Many of today's companies depend upon telecommunication networks to carry out their daily business. Because such networks often carry a great deal of information, they must optimally be fast, reliable and have a very high bandwidth.
As telecommunication networks are required to be more extensive and faster, the use of optical networking and/or optical components is becoming more and more important. Optical networks have the potential to provide much greater bandwidth than traditional networks. As optical networks are optimized, critical attention is paid to every component of such networks, including, but not limited to, optical routing circuits for routing network signals. Optical routing circuits may include tunable optical wavelength filters.
Tunable optical wavelength filters, typically, comprise a resonant cavity. Resonant cavities are well known in the fields of electromagnetics and optics. One type of resonant cavity that has been studied extensively is that which supports whispering gallery modes. This type of resonant cavity has been employed, as displayed in the prior art apparatus of FIG. 1, in integrated optics in the form of a cylindrical disk or ring cavity placed adjacent to coupling waveguides which are separated by a small spacing or gap. In use, a first (i.e., input) waveguide of the apparatus serves as the source of optical radiation. Only particular frequencies, or longitudinal modes, couple from the input waveguide to the cavity and then couple from the cavity to a second (i.e., output) waveguide. Thus, specific frequencies may be dropped from an optical input channel onto an optical output channel with high efficiency, a feature which makes this type of device useful for DWDM telecommunication applications such as add/drop filters, multiplexers, demultiplexers, and routers. In addition, these devices exhibit general resonance characteristics, which may be employed to advantage in dispersion compensation, electrically controlled switching, and enhancement of nonlinear optical effects. The usefulness of these devices increases when the resonance frequencies may be dynamically changed, allowing tunable wavelength filtering, tunable dispersion compensation, and other applications, and when large numbers of devices may be employed in the implementation of complex integrated optical circuits. Because of the long effective path length that is folded within the small cavity, these devices may also serve as modulators with very low drive voltage swing, and therefore, very low power consumption, and as nonlinear optical devices.

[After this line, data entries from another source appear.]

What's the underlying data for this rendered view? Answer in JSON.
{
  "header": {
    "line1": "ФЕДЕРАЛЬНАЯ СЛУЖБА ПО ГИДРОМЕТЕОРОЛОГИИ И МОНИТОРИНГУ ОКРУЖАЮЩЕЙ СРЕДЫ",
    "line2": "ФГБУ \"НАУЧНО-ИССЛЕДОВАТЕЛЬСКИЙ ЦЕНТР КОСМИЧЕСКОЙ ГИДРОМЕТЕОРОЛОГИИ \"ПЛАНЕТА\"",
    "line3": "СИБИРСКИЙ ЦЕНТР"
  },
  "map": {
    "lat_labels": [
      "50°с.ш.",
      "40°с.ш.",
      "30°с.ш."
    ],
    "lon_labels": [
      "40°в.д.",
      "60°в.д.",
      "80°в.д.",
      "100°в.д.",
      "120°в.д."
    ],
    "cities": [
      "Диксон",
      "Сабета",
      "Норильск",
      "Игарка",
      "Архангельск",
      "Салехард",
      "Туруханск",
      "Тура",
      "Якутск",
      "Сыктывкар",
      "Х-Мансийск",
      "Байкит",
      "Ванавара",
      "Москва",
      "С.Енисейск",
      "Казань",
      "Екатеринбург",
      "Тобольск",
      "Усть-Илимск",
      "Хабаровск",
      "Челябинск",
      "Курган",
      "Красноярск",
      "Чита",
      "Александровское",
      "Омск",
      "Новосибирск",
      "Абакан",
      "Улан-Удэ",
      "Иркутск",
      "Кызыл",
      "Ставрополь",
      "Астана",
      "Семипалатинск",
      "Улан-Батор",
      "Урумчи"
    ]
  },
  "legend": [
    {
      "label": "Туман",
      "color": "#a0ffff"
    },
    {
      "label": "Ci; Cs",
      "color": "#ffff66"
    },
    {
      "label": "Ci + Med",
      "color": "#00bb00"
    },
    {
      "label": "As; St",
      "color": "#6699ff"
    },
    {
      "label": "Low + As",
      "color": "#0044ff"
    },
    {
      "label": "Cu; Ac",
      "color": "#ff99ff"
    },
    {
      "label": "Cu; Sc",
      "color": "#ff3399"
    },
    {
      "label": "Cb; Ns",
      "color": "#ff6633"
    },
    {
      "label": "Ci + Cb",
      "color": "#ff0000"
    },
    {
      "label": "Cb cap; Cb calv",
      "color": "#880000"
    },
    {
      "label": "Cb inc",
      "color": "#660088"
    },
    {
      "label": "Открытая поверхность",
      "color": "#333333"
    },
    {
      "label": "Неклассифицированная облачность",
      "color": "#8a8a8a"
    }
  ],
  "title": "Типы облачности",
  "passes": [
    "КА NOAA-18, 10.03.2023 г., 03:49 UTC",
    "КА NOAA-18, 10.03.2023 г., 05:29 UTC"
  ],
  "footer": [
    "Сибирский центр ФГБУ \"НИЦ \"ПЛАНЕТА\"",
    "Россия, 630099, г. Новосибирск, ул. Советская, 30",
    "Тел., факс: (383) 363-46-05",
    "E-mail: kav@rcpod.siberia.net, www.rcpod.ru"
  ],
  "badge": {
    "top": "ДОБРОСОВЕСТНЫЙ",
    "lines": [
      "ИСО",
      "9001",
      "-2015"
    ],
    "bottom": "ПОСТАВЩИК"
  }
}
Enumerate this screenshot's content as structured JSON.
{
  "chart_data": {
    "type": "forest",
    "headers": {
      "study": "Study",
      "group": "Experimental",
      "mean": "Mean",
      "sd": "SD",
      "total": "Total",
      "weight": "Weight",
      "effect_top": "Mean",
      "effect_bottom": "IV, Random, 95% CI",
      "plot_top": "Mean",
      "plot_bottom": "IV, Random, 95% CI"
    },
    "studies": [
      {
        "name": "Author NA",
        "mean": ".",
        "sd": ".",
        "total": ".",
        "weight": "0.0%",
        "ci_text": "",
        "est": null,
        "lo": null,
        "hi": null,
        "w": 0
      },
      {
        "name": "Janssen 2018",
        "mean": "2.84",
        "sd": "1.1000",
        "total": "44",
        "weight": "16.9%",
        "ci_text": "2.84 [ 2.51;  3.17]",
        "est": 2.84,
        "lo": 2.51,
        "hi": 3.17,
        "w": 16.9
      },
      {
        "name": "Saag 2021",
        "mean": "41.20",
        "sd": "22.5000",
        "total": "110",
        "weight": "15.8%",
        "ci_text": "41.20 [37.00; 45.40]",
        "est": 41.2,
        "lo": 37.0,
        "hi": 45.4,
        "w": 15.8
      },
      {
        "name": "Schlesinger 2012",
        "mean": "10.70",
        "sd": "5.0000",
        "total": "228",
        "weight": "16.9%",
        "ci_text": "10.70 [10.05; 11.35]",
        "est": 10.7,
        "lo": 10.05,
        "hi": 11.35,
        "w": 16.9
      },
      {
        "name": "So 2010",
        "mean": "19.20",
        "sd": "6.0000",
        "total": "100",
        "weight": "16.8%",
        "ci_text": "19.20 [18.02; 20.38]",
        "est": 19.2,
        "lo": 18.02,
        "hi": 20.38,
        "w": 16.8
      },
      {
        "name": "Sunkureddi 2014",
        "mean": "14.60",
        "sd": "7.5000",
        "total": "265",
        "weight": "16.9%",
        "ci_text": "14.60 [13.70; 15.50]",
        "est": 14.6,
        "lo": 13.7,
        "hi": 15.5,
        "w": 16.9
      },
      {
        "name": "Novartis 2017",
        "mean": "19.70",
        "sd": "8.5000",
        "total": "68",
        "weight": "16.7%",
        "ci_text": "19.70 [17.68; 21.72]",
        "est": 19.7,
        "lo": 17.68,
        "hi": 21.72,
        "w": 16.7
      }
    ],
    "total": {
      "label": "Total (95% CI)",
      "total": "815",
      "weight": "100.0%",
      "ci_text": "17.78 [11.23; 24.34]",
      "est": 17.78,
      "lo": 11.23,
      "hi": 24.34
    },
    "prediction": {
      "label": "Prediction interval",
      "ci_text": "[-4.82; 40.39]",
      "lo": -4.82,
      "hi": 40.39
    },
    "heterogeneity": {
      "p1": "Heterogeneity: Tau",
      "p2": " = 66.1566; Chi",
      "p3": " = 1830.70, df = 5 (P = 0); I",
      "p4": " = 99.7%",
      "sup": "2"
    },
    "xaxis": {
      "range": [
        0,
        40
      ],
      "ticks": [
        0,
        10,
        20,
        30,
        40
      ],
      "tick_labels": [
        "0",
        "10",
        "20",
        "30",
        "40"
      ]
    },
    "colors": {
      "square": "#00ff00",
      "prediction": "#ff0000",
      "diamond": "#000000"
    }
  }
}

Therefore, these devices can be considered a universal component of optical integrated circuits.
The prior art devices have, however, a few disadvantages and/or shortcomings. First, many of the prior art devices utilize side coupling, with the cavity and waveguides lying in the same plane. The manufacture of such a side coupled device requires very precise and high resolution lithography to be performed in order to control the gap spacing, which strongly affects the coupling between the cavity and waveguides, and therefore affects the quality factor, Q, of the cavity as well. Second, because the cavity and waveguides of such prior art devices are in the same plane, they are typically manufactured from the same material and have the same thickness. As a consequence, it is difficult to maximize performance of such prior art devices by phase matching the waveguides and cavity. Third, electrode placement in the planar prior art devices may be limited due to the side coupling arrangement of the waveguides and cavity and, hence, may interfere with the modes of the waveguides and, thereby introduce a potential source of loss. Fourth, the resonant cavities have only been considered as lying in the same plane, thereby limiting circuit flexibility and the density at which optical integrated circuits may be made. Finally, it is difficult to match the modal profile of the coupling waveguides to the desired mode of the cavity when using side coupling.
Therefore, there exists in the industry, a need for tunable resonant optical wavelength filters and other resonant devices for optical fiber telecommunication networks that may be manufactured in integrated optical circuits, and which address these and other related, and unrelated, problems.